Today, neural network approaches are extremely fashionable for many natural language processing tasks and obviously, the field of sentiment classification is no exception. Many sentence/document-level sentiment classification tasks are dominated by neural network architectures [2325]. To further incorporate context information with target information, several models have been proposed, such as the target-dependent LSTM [9], which models each sentence toward the aspect. ATAE-LSTM and AT-LSTM [11] are attentional models inspired by [26]. AT-LSTM can be considered as a modification of the neural attention proposed in [26] for entailment detection, swapping the premise’s last hidden state for the aspect embedding. Han et al. [27] proposed a novel neural network based on LSTM and the attention mechanism for word context extraction and document representation. Chen et al. [28] combined regional long short-term memory and convolutional neural network for target-based sentiment classification. Zhang et al. [29] introduced dynamic memory networks based on multiple attention mechanism and LSTM, which showed a significant performance in aspect-level sentiment classification. Yang et al. [30] designed a coattention-LSTM network based on coattention mechanism for aspect-based sentiment analysis, combining the target and context attention vectors of sentences. The work most relevant to ours is IAN [12], which models the sentence and aspect term using two LSTM networks, respectively.
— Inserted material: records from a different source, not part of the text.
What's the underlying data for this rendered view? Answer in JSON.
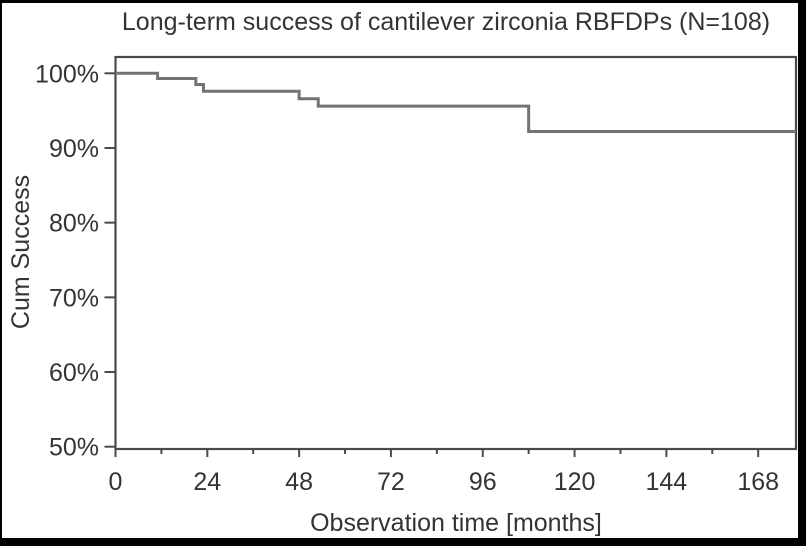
{
  "chart_data": {
    "type": "line",
    "subtype": "kaplan-meier-step-survival",
    "title": "Long-term success of cantilever zirconia RBFDPs (N=108)",
    "xlabel": "Observation time [months]",
    "ylabel": "Cum Success",
    "n": 108,
    "xlim_months": [
      0,
      178
    ],
    "ylim_percent": [
      50,
      102
    ],
    "x_major_ticks": [
      0,
      24,
      48,
      72,
      96,
      120,
      144,
      168
    ],
    "x_minor_tick_interval_months": 12,
    "y_ticks": [
      {
        "value": 100,
        "label": "100%"
      },
      {
        "value": 90,
        "label": "90%"
      },
      {
        "value": 80,
        "label": "80%"
      },
      {
        "value": 70,
        "label": "70%"
      },
      {
        "value": 60,
        "label": "60%"
      },
      {
        "value": 50,
        "label": "50%"
      }
    ],
    "grid": false,
    "legend": false,
    "series": [
      {
        "name": "Cumulative success",
        "type": "step",
        "steps": [
          {
            "t_months": 0,
            "percent": 100
          },
          {
            "t_months": 11,
            "percent": 99.3
          },
          {
            "t_months": 21,
            "percent": 98.5
          },
          {
            "t_months": 23,
            "percent": 97.6
          },
          {
            "t_months": 48,
            "percent": 96.6
          },
          {
            "t_months": 53,
            "percent": 95.6
          },
          {
            "t_months": 108,
            "percent": 92.2
          }
        ],
        "t_end_months": 178
      }
    ],
    "colors": {
      "curve": "#737373",
      "axis": "#4a4a4a",
      "text": "#343434",
      "background": "#ffffff",
      "outer_border": "#000000"
    }
  }
}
It uses the hidden states from the sentence to generate an attention vector for the aspect, and vice versa. Based on these two attention vectors, it outputs a sentence representation and an aspect representation for classification.

Despite these aforementioned methods are effective, discriminating different sentiment polarities for different targets is still a challenging issue. Therefore, it is necessary to design a powerful neural network for aspect-level sentiment classification.

5. Conclusions

In this study, we have proposed an interactive neural network for aspect-level sentiment classification. The approach uses Bi-LSTM and an attention mechanism to interactively learn the important words in the target and context and generates the review representation for the final sentiment classification. Experimental results on the SemEval 2014 dataset show that our method achieves significant improvements. Our model analysis also shows that different sequence models can discriminatively learn the important words in the context and in the target. Furthermore, our model cannot handle several error cases effectively.

Data Availability

The data used to support the findings of this study are included within the article.

Conflicts of Interest

The authors declare that they have no conflicts of interest.

Acknowledgments

This work was partially supported by the National Social Science Foundation of China under grant no. 17BXW071, the National Natural Science Foundation of China under grant no. 61562057, and the Technology Program of Gansu Science and Technology Department under grant no. 18JR3RA104.